David Biraud
Ex-candidat finaliste au concours du Meilleur Sommelier d’Europe et Vice-Champion du Monde 2016, le Chef Sommelier du Mandarin Oriental Paris et Directeur du restaurant Sur Mesure (chez Thierry Marx) possède un background non négligeable. Rencontre avec ce sommelier de haute endurance.

PEDAGOGIE

Les Concours: une expérience vécue à l’extrême richesse

Sélectionneur au sein de la Team France – laquelle a proclamé le 21 mars dernier le candidat proposé pour représenter la

France pour la 17ème édition du Concours ASI du Meilleur Sommelier du Monde Paris 2023 – David Biraud a le gout prononcé pour la compétition. Bien connu du circuit, ce sommelier UMOF 2004 classe sommellerie (un des Meilleurs Ouvriers de France) n’est pas un novice en matière de préparation aux concours de niveau national et international de sommellerie.

David Biraud, vous qui avez un palmarès ne faisant aucun doute sur votre goût pour la compétition à niveau international, que ressent un professionnel comme vous – au cœur de la Team France, aidé d’autres membres aguerris – quand votre mission est de préparer votre candidat désigné pour cette 17ème édition à Paris en 2023 ?

David Biraud: « Je suis très heureux d’être encore au contact de la compétition et je ressens encore le stress des candidats. Dans une moindre mesure et à petite dose mais on sent toujours une petite pression qui nous pousse à bien les entrainer et les accompagner. Nous ne sommes pas à leur place mais on ressent quand même la tension et la fébrilité à l’approche de l’échéance. »

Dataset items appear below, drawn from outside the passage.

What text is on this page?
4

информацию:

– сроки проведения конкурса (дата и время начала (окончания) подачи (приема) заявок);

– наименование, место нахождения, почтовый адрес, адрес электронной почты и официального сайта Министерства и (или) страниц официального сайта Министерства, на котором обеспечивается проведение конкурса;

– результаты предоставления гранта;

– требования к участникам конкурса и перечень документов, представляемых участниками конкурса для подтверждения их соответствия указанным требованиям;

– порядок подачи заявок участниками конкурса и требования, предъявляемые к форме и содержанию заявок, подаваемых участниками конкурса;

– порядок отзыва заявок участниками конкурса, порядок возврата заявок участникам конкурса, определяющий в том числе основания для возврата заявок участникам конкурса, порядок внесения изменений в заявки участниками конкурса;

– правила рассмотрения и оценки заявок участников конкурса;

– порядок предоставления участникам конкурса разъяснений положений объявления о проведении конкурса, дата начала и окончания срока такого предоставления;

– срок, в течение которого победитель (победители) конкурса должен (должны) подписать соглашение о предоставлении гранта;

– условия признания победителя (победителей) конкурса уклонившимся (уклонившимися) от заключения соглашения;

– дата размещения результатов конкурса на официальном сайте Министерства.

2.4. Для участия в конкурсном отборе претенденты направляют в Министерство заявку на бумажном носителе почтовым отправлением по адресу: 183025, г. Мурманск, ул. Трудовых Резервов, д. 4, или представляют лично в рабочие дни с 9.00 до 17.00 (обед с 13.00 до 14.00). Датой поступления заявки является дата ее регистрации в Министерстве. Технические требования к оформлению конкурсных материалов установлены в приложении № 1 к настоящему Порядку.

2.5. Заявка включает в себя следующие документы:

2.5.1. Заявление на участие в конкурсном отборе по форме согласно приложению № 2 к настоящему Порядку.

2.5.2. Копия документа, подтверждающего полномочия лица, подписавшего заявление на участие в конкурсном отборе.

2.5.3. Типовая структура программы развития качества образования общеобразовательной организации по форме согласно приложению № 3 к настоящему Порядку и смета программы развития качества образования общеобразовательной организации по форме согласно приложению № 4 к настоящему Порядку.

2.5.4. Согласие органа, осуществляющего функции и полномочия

Près de 70 candidats vont s’affronter du 7 au 12 février prochain. En matière de préparation pour un tel concours et d’un tel niveau, existe-t-il une méthode universelle applicable aux candidats ou bien chaque pays a-t-il sa propre vision, sa propre recette ? Autrement dit, existe-t-il une formation/préparation officielle, indépendante de la culture de chaque pays candidat ?

David Biraud: « C’est un peu la synthèse des deux à mon sens. Il y a une préparation internationale que l’on peut appliquer dans chaque pays car il y a des fondamentaux (la méthodologie de dégustation par exemple) et une trame commune. Les différences principales s’observent sur le feeling de la pratique de notre métier. La dégustation tend sur un style très anglo-saxon qui n’a pas le même objectif que les dégustations de style plus latin que nous avions pour habitude de pratique en France. »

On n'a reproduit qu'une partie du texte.